I like it that your posting up your pics of your progress mate, and i agree why would you need to lie its not as if you come on here as a competition so you wouldn't be gaining anything by lying anyways! keep up the hard work and the diet also.

I have been training now not that long either and i was thinking of trying gear but IMO to you i wouldn't not yet anyways, i have put it off til i fully understand everything there is to know and also got some advice on it as i know you said your friend knows about them but believe me you never know everything there is to know about gear or even training and should always be looking for advice even if you think you have got it down to the T (but again you should know who/what to listen to also)

Carry on naturally for a while its obviously working at the minute for you, keep up the hard work both inside and outside the gym!!!!!


----------



## miami797 (Feb 19, 2004)

You can't judge people's weight just by looking at them for the most part, especially in a photo. Some people are very good at looking and judging size, but even they're dead wrong sometimes.


----------



## craigy_boy (Mar 6, 2007)

hey guys some new upto date pics of me please tell me what you think bad or good.

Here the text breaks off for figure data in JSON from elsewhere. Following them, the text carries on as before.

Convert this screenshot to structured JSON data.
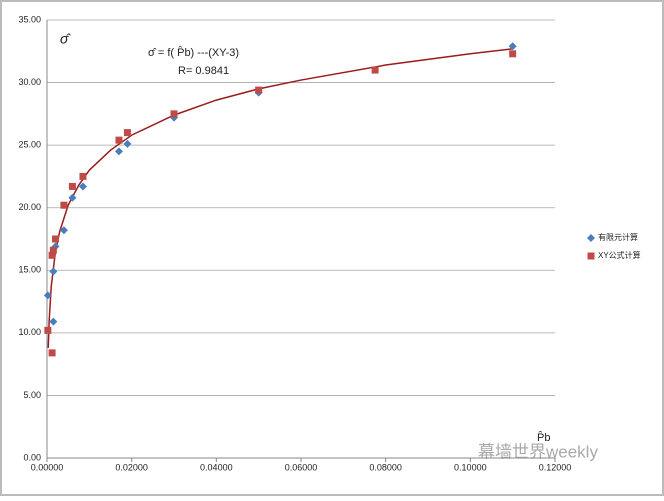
{
  "chart_data": {
    "type": "scatter",
    "ylabel": "σ̂",
    "xlabel": "P̂b",
    "annotations": [
      "σ̂ = f( P̂b) ---(XY-3)",
      "R= 0.9841"
    ],
    "watermark": "幕墙世界weekly",
    "xlim": [
      0,
      0.12
    ],
    "ylim": [
      0,
      35
    ],
    "xticks": [
      {
        "value": 0,
        "label": "0.00000"
      },
      {
        "value": 0.02,
        "label": "0.02000"
      },
      {
        "value": 0.04,
        "label": "0.04000"
      },
      {
        "value": 0.06,
        "label": "0.06000"
      },
      {
        "value": 0.08,
        "label": "0.08000"
      },
      {
        "value": 0.1,
        "label": "0.10000"
      },
      {
        "value": 0.12,
        "label": "0.12000"
      }
    ],
    "yticks": [
      {
        "value": 0,
        "label": "0.00"
      },
      {
        "value": 5,
        "label": "5.00"
      },
      {
        "value": 10,
        "label": "10.00"
      },
      {
        "value": 15,
        "label": "15.00"
      },
      {
        "value": 20,
        "label": "20.00"
      },
      {
        "value": 25,
        "label": "25.00"
      },
      {
        "value": 30,
        "label": "30.00"
      },
      {
        "value": 35,
        "label": "35.00"
      }
    ],
    "grid": true,
    "legend": "right",
    "series": [
      {
        "name": "有限元计算",
        "color": "#4a7ebb",
        "marker": "diamond",
        "x": [
          0.0002,
          0.0015,
          0.0015,
          0.002,
          0.004,
          0.006,
          0.0085,
          0.017,
          0.019,
          0.03,
          0.05,
          0.11
        ],
        "values": [
          13.0,
          10.9,
          14.9,
          16.9,
          18.2,
          20.8,
          21.7,
          24.5,
          25.1,
          27.2,
          29.2,
          32.9
        ]
      },
      {
        "name": "XY公式计算",
        "color": "#be4b48",
        "marker": "square",
        "x": [
          0.0002,
          0.0012,
          0.0012,
          0.0015,
          0.002,
          0.004,
          0.006,
          0.0085,
          0.017,
          0.019,
          0.03,
          0.05,
          0.0775,
          0.11
        ],
        "values": [
          10.2,
          8.4,
          16.2,
          16.6,
          17.5,
          20.2,
          21.7,
          22.5,
          25.4,
          26.0,
          27.5,
          29.4,
          31.0,
          32.3
        ]
      }
    ],
    "fit": {
      "color": "#9b1c1c",
      "x": [
        0.0003,
        0.0005,
        0.001,
        0.002,
        0.003,
        0.005,
        0.0075,
        0.01,
        0.015,
        0.02,
        0.03,
        0.04,
        0.05,
        0.06,
        0.08,
        0.1,
        0.11
      ],
      "values": [
        8.8,
        10.9,
        13.7,
        16.5,
        18.1,
        20.2,
        21.8,
        23.0,
        24.6,
        25.8,
        27.4,
        28.6,
        29.5,
        30.2,
        31.4,
        32.3,
        32.7
      ]
    }
  }
}
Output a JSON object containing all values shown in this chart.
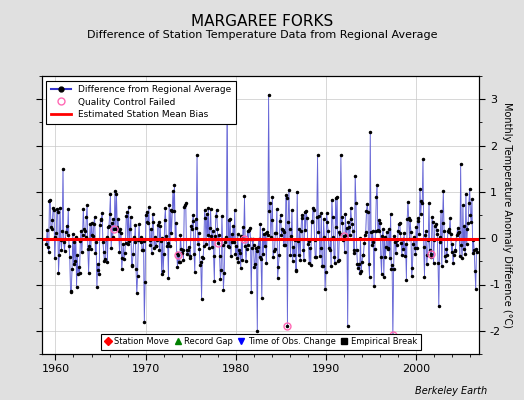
{
  "title": "MARGAREE FORKS",
  "subtitle": "Difference of Station Temperature Data from Regional Average",
  "ylabel": "Monthly Temperature Anomaly Difference (°C)",
  "xlabel_years": [
    1960,
    1970,
    1980,
    1990,
    2000
  ],
  "ylim": [
    -2.5,
    3.5
  ],
  "xlim": [
    1958.5,
    2007.0
  ],
  "mean_bias": -0.02,
  "bg_color": "#e0e0e0",
  "plot_bg_color": "#ffffff",
  "line_color": "#3333cc",
  "line_color_light": "#8888dd",
  "dot_color": "#000000",
  "bias_color": "#ff0000",
  "qc_color": "#ff69b4",
  "credit": "Berkeley Earth",
  "seed": 12345,
  "title_fontsize": 11,
  "subtitle_fontsize": 8,
  "tick_fontsize": 8,
  "ylabel_fontsize": 7
}
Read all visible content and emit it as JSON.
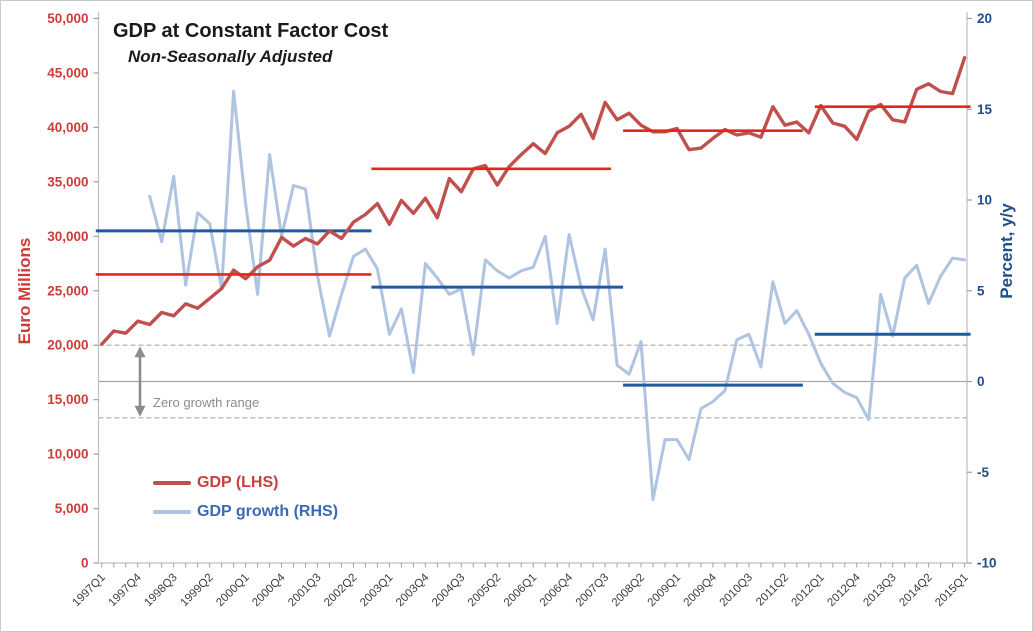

the last pic is me just over 2 years ago


----------



## newkidonthebloc (May 19, 2007)

looking good mate.

shoulders look well nice.

(in a non gay way  )


----------



## homer (Dec 2, 2005)

thats some good improvement , keep it up and you can go a long way


----------



## Bulk1 (Apr 12, 2007)

Good progress mate.. keep it going


----------



## craigy_boy (Mar 6, 2007)

if anyone from mammoth is viewing im free for sponsorship.lol.what people do when they are not training.lol


----------



## martzee (Sep 11, 2007)

if you use gear now you are heading to put on alot of water retention,sure you will weigh heavier but a bit of advice,leave the scales alone and concentrate on building a good solid foundation naturally i did for the first five yrs training,that way you will not become dependant on the gear and your gains will be quality and not fluctuate by a stone in weight because of water retention.you have made great gains so dont change what hasnt been broken i think the saying goes!!!!!! good luck mate


----------